Y otra vez le acometió la zozobra. ¡Si este hombre lo hubiera visto todo! Todo lo tranquila que pudo preguntó, para saber si había estado en el parque:
—Vea usted cómo se inclinan las copas de los árboles. Pero allá arriba se está muy bien, ¿verdad?
—¿En el parque? No he estado allí… Pero veo que su acompañante la está esperando. Tiene usted que irse. Es Irgens, ¿verdad?
… ¡Gracias a Dios! Estaba salvada; Coldewin no había estado en el parque. No oyó otra cosa, ni respondía a otra cosa. Pero Irgens, cansado de esperar, se acercaba, a pesar de lo cual ella no se volvió. Siguió preguntándole a Coldewin:
—¿De manera que ha hablado usted con Ole de la excursión? ¿Cómo no me ha dicho nada?
—No se habrá acordado. Tiene que tener muchas cosas en la cabeza, muchas cosas. El negocio es complicadísimo; en una ocasión me dio una idea de él. ¡Magnífico! Se le puede perdonar perfectamente que se olvide de pequeñeces de este género. No sé cómo se lo diga a usted, pero le aseguro que la quiere más y mejor que nadie. No lo olvide usted. Necesitaba decírselo.
Estas palabras penetraron en el corazón de Ágata; por un momento flotó ante sus ojos la imagen de su prometido, y exclamó arrebatada:
—¿Verdad que sí? Si viera usted qué bueno es conmigo. Cuando pienso en todo esto… Voy, voy en seguida —le dijo a Irgens, haciéndole señas de que iba—. ¿Cuándo le vuelvo a ver, Coldewin? Pronto, ¿verdad? Bueno; adiós.
Le dio la mano y se fue.
De pronto le entró prisa; le pidió perdón a Irgens por haberle hecho esperar y rompió a caminar muy aprisa.
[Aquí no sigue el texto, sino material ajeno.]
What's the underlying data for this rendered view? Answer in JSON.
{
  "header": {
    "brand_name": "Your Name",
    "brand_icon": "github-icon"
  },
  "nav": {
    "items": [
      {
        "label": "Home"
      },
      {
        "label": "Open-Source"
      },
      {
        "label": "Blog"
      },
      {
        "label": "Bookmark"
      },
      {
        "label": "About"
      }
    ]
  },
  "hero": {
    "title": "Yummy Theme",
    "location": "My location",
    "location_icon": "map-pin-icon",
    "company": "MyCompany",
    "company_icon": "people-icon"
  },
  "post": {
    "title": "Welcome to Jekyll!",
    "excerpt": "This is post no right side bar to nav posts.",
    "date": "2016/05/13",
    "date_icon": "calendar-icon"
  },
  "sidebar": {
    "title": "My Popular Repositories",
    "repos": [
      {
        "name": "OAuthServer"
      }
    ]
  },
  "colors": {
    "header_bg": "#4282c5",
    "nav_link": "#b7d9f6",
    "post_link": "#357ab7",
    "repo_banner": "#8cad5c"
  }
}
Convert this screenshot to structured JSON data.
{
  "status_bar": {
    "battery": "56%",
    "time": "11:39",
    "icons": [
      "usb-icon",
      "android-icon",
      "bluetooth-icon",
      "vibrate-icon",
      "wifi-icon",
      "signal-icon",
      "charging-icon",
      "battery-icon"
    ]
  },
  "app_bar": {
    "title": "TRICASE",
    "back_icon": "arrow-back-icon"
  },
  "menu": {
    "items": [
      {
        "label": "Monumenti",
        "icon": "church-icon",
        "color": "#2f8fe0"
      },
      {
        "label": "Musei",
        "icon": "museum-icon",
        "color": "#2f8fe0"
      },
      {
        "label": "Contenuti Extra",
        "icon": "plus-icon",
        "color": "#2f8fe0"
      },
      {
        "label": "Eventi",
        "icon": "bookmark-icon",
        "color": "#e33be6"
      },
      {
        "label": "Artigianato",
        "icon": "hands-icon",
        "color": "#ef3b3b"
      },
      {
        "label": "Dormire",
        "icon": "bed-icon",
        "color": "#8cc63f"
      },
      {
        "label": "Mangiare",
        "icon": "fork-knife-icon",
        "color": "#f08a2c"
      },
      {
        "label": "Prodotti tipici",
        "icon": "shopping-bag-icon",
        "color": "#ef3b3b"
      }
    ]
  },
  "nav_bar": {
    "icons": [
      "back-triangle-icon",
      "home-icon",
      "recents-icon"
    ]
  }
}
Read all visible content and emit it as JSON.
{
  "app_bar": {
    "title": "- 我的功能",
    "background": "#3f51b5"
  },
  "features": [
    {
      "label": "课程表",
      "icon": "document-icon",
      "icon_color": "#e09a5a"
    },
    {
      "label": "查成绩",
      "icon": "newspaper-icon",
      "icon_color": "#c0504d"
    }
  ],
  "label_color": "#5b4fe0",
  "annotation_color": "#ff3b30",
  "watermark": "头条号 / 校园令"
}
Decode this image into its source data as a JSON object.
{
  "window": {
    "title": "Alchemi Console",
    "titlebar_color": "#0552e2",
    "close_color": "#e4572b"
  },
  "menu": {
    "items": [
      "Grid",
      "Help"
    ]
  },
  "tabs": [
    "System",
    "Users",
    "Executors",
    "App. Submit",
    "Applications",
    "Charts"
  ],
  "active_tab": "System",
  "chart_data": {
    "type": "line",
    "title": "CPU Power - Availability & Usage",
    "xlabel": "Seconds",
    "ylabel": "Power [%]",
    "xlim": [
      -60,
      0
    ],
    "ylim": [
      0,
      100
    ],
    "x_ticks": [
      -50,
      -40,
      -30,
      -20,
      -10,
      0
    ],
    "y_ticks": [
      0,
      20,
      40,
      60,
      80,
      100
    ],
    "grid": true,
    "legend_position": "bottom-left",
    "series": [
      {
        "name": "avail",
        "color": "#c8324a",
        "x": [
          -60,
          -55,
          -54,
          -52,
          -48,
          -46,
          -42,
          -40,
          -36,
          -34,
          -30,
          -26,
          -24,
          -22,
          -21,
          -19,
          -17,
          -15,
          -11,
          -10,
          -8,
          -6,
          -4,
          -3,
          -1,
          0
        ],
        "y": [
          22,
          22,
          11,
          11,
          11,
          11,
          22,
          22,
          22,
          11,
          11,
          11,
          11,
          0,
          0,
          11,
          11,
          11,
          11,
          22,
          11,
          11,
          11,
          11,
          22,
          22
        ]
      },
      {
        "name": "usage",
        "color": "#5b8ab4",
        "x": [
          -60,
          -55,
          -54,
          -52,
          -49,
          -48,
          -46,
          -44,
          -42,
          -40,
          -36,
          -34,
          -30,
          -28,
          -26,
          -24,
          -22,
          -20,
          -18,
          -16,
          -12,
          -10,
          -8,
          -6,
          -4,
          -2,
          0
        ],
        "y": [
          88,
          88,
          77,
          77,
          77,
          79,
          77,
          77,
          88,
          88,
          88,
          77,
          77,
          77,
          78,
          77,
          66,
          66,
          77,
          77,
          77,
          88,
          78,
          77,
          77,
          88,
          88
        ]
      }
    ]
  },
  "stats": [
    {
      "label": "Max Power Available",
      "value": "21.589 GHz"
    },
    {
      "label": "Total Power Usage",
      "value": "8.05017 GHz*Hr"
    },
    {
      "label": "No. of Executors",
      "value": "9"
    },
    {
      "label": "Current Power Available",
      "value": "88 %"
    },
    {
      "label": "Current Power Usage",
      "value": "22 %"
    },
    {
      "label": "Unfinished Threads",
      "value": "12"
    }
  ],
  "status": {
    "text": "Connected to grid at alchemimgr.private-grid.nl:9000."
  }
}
—¡Qué prisa tiene usted! —dijo él.
—Sí; ya debía estar en casa. ¡Uf! ¡Qué viento!
—¡Ágata!
Ella le miró; había oído el temblor de su voz y se estremeció todo su cuerpo. No, no podía mostrarse por más tiempo más serena de lo que estaba; sus ojos medio se cerraron; se acercó mucho a él, brazo contra brazo.
Él le prodigó unos calificativos cariñosos, y ella respondió, entregándose:
—Déjeme un poco de tiempo para mí. ¡Qué quiere usted que haga! Le querré más si ahora me deja tranquila.
Él guardó silencio.
Fueron adentrándose en la ciudad; al final de una calle vieron la casa de Ole. Para Ágata fue como si despertase. ¿Qué había dicho? ¿Había prometido algo? No, no, nada. Y apartando de él los ojos, dijo:
—Lo que ha ocurrido hoy… Me ha besado usted. ¡Le aseguro que lo siento! Si viera usted cómo me duele…
—Fije usted misma la pena —dijo él apasionadamente.
—No; no puedo castigarle, pero aquí está mi mano en prenda de que se lo digo a Ole si osa usted repetir algo semejante.
Y le tendió la mano.
Él la tomó, oprimiéndola; al mismo tiempo se inclinó sobre ella y la besó repetidas veces, casi delante de su propia ventana; y con la cabeza ardiendo, logró al fin Ágata abrir la puerta y echar a correr escalera arriba.